Animal Vaccines. APHIS regulates animal vaccines under the Virus-Serum-Toxin Act. In general, animal vaccines are subject to pre-market approval, based on testing to show their safety and effectiveness.
Pesticides. Regulating pesticides, setting environmental tolerances for pesticides, and establishing safe levels for pesticide residues in and on crops is the responsibility of EPA. A pesticide is any substance or mixture of substances intended for preventing, destroying, repelling, or mitigating any pest. The Food Quality Protection Act (FQPA) of 1996 established a single, health-based standard for assessing the risks of pesticide residues in food or feed. The standard measures the aggregate risk from dietary exposure and other non-occupational sources of exposure. EPA must now focus explicitly on exposures and risks to infants and children, assuming when appropriate, an additional safety factor to account for uncertainty in data. If EPA determines that there is a “reasonable certainty that no harm” to the public will result from aggregate exposure to a particular pesticide residue, then that residue level will be deemed “safe.”

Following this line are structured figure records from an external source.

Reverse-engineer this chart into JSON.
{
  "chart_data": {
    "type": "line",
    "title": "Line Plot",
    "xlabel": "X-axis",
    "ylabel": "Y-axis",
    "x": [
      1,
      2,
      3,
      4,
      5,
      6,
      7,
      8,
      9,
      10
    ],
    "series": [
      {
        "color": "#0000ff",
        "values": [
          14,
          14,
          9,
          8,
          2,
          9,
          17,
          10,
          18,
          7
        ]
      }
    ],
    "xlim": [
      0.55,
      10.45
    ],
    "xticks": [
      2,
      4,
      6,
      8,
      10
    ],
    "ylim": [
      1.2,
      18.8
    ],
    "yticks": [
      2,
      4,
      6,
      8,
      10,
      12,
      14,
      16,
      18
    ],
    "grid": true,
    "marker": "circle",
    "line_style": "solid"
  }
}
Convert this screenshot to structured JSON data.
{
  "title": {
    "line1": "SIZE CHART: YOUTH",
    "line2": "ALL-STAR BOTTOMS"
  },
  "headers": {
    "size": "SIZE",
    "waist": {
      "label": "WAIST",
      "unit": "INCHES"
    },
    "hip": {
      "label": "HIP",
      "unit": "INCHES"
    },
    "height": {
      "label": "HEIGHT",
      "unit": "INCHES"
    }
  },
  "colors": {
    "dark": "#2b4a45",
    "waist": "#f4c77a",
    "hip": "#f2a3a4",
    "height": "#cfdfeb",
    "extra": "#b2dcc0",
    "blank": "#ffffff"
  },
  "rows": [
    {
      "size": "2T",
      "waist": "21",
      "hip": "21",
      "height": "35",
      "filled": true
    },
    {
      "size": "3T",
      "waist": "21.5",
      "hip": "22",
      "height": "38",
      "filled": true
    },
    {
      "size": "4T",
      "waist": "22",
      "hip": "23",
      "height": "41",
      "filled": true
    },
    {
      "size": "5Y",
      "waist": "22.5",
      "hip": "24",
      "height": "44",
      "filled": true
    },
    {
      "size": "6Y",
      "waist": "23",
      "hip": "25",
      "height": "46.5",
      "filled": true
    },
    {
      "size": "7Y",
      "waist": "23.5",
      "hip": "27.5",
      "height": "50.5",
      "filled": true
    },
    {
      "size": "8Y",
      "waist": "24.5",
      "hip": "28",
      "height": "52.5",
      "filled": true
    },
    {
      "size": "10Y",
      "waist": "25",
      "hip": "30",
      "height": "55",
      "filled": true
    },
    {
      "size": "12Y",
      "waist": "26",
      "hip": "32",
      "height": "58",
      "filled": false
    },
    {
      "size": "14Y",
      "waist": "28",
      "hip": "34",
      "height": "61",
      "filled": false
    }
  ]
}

In the case of pesticides produced by plants developed using rDNA biotechnology, EPA’s Nov. 23, 1994, proposed rule takes the view that its regulatory process is focused on the pesticide and not on the plant; plants are subject to regulation only if they produce plant pesticidal proteins as a result of modification with rDNA techniques. The National Research Council issued a report in April 2000 accepting EPA’s regulatory approach in its proposed policy. In contrast, 11 major scientific societies representing more than 80,000 biologists and food professionals published a report warning that the EPA policy would discourage the development of new pest-resistant crops and prolong and increase the use of synthetic chemical pesticides; increase the regulatory burden for developers of pestresistant crops; limit the use of biotechnology to larger developers who can pay the inflated regulatory costs; and handicap the United States in competition for international markets.
In an effort to contribute to a meaningful dialogue on scientific issues and consumer concerns about rDNA biotechnology, the Institute of Food Technologists, a non-profit society for food science and technology, conducted a comprehensive review of biotechnology
. IFT convened three panels of experts, consisting of IFT members and other prominent biotechnology authorities, to evaluate the scientific evidence and write a report divided into four sections: Introduction, Safety, Labeling, and Benefits and Concerns.